En 2009, Henry Selick nous prouvait qu’il n’y a pas besoin de s’appeler Tim Burton pour réaliser un dessin animé fantastique d’excellente facture et inquiétant juste ce qu’il faut. Certes, il a travaillé avec ce dernier – en tant que co-réalisateur de L’Etrange Noël de Monsieur Jack, rien que ça- , mais Coraline ne donne pas l’impression d’une pâle copie du maître. Au contraire, le dessin animé, adapté du roman éponyme de Neil Gaiman – ouvrage jeunesse excellent, mais un brin perturbant – impose une pâte graphique bien particulière, dont les couleurs vives et l’effet « fait main », auquel contribue la stop-motion, semblent trancher avec la noirceur du sujet.
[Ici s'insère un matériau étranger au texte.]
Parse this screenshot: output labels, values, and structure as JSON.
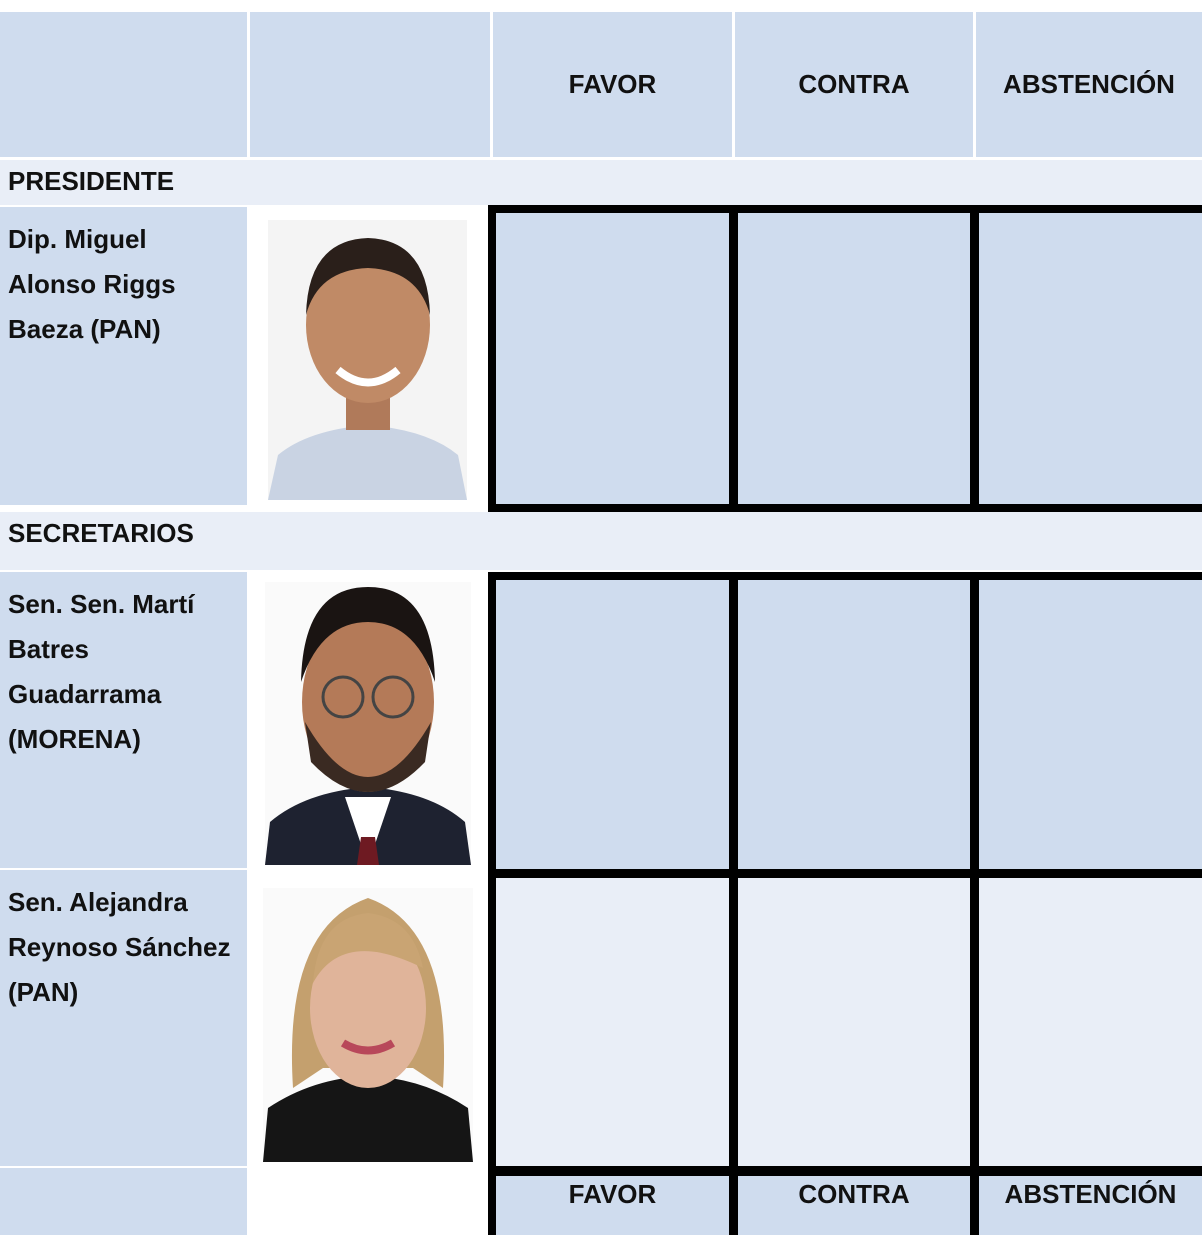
{
  "header": {
    "columns": [
      "FAVOR",
      "CONTRA",
      "ABSTENCIÓN"
    ]
  },
  "sections": [
    {
      "title": "PRESIDENTE",
      "members": [
        {
          "name": "Dip. Miguel Alonso Riggs Baeza (PAN)"
        }
      ]
    },
    {
      "title": "SECRETARIOS",
      "members": [
        {
          "name": "Sen. Sen. Martí Batres Guadarrama (MORENA)"
        },
        {
          "name": "Sen. Alejandra Reynoso Sánchez (PAN)"
        }
      ]
    }
  ],
  "footer": {
    "columns": [
      "FAVOR",
      "CONTRA",
      "ABSTENCIÓN"
    ]
  }
}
La réalité est plus subtile. L’intérêt de Coraline c’est que sa forme évolue en accord avec son fond. Ainsi le charmant récit d’aventure d’une gamine en exploration se transforme en histoire d’horreur qui évoque des thématiques aussi préoccupantes que la séquestration ou encore le besoin pathologique d’affection ; de même les créatures et décors fantasmagoriques colorés et exubérants se corrompent peu à peu et se révèlent terrifiants. La musique contribue à produire cette sensation : aux couplets entraînants et joyeux succèdent des morceaux instrumentaux inquiétants signés par le compositeur français Bruno Coulais – l’un d’eux a d’ailleurs été repris par la suite pour une publicité Nina Ricci.
Ces contrastes, cette ambivalence entre gaieté et terreur, semblent montrer en filigrane l’importance de la perception et des interprétations qui en découlent. L’inventivité n’est non pas un vain échappatoire à une existence décevante, mais bien un outil de transformation du monde. Rien de très surprenant, quand on sait que Henri Selick a également réalisé le long-métrage James et la pêche géante.